Door Helle Palmø, M.Sc., ph.d., Hoofdgeneticus bij DanBred
De voortdurende focus op wereldwijde klimaatverandering en potentiële oplossingen was nog nooit zo expliciet en relevant als nu. Toenemende extreme weersomstandigheden worden over de hele wereld geregistreerd en het wetenschappelijk bewijs voor de wereldwijde effecten van broeikasgassen op het milieu neemt steeds meer toe. De veehouderij, inclusief de varkensproductie, wordt ter discussie gesteld vanwege de CO2-voetafdruk en de vervuiling van drinkwater door kunstmest en pesticiden gebruikt voor de productie van diervoeding. In de toekomst moet varkensvlees daarom concurreren met andere soorten vlees die als duurzamer worden beschouwd, waaronder kippenvlees, insecten en vleesproducten uit laboratoria. Daarom is het verbeteren van de duurzaamheid van varkensvlees noodzakelijk om te waarborgen dat de varkensproductie een toekomst heeft.

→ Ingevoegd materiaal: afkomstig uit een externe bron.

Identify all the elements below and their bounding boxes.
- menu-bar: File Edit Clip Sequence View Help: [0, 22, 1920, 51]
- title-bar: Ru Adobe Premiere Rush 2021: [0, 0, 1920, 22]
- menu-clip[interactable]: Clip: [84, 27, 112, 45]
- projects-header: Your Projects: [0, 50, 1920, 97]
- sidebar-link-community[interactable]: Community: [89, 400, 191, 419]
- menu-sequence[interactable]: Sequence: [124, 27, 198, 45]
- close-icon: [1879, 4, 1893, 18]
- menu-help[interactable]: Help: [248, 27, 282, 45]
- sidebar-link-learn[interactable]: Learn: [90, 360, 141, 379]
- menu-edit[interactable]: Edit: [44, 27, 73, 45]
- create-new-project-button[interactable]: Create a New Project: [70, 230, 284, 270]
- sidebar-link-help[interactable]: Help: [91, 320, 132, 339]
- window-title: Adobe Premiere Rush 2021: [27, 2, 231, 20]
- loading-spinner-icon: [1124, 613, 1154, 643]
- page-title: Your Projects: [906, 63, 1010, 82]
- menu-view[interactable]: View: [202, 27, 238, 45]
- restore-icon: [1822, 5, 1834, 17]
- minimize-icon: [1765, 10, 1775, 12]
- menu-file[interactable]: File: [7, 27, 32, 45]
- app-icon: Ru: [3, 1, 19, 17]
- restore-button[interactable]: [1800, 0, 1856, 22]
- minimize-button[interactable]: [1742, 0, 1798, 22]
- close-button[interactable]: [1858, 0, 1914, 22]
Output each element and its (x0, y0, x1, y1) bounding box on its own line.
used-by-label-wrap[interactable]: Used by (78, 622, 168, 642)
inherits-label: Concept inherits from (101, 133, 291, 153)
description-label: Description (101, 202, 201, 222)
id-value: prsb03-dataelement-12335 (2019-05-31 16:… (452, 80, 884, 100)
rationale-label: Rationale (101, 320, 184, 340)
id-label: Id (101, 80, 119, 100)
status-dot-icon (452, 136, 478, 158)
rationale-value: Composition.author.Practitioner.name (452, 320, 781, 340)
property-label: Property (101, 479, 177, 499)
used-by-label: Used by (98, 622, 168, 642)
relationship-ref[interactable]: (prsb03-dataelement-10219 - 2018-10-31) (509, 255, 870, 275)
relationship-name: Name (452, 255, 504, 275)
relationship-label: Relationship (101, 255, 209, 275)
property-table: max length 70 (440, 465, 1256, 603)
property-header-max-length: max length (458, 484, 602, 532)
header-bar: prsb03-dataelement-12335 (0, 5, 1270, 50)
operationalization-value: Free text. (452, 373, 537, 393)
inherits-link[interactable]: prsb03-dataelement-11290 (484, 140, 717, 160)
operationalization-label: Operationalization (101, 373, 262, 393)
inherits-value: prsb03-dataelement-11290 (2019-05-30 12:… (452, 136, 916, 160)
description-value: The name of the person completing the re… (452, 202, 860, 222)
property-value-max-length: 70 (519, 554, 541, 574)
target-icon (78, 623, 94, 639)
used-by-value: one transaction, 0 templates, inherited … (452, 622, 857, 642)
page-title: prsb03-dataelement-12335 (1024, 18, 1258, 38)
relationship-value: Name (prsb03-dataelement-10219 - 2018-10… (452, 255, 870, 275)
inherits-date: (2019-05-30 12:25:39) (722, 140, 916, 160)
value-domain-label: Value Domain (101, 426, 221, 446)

Duurzame productie van varkensvlees zal tegelijkertijd ook tegemoetkomen aan verschillende Sustainable Development Goals (werelddoelen voor duurzame ontwikkeling) van de Verenigde Naties, bijv. “nr. 2: Einde aan honger”, “nr. 3: Gezondheidszorg voor iedereen”, “nr. 12: Duurzame consumptie en productie”, en “nr. 13: Aanpak klimaatverandering”. Dit is belangrijk omdat de snelle toename van de consumptie en productie van varkensvlees naar verwachting nog lang door zal gaan door de bevolkingsgroei en afname van armoede. Hoewel er in grote delen van de westerse wereld een afname van de vleesconsumptie per hoofd van de bevolking is te zien, voorspelt de Voedsel- en Landbouworganisatie van de Verenigde Naties dat de wereldwijde consumptie zal toenemen door middeninkomenslanden zoals China en Brazilië.
Daarom rijst de vraag: Hoe kan het fokken en genetica van varkens bijdragen aan een duurzamere productie van varkensvlees in de toekomst? Fokprogramma´s gericht op het behalen van genetische winst om meer te produceren met minder gebruik van middelen, zijn voor dit doel van het grootste belang.
Genetische selectie voor duurzaamheid
Genetische selectie is een hulpmiddel dat perfect geschikt is voor het verbeteren van de duurzaamheid. Ten eerste omdat het belangrijkste fokdoel van de meeste commerciële fokprogramma’s is om meer te produceren met minder middelen, en ten tweede omdat eventuele genetische verbeteringen cumulatief en meestal permanent zijn. Genetische selectie voor voederconversie, groei, toomgrootte en overleving resulteren allemaal in een verminderd voerverbruik of afval – wat op zijn beurt leidt tot een vermindering van de uitstoot van voedingsstoffen zoals stikstof en fosfor en van broeikasgassen zoals methaan en CO2.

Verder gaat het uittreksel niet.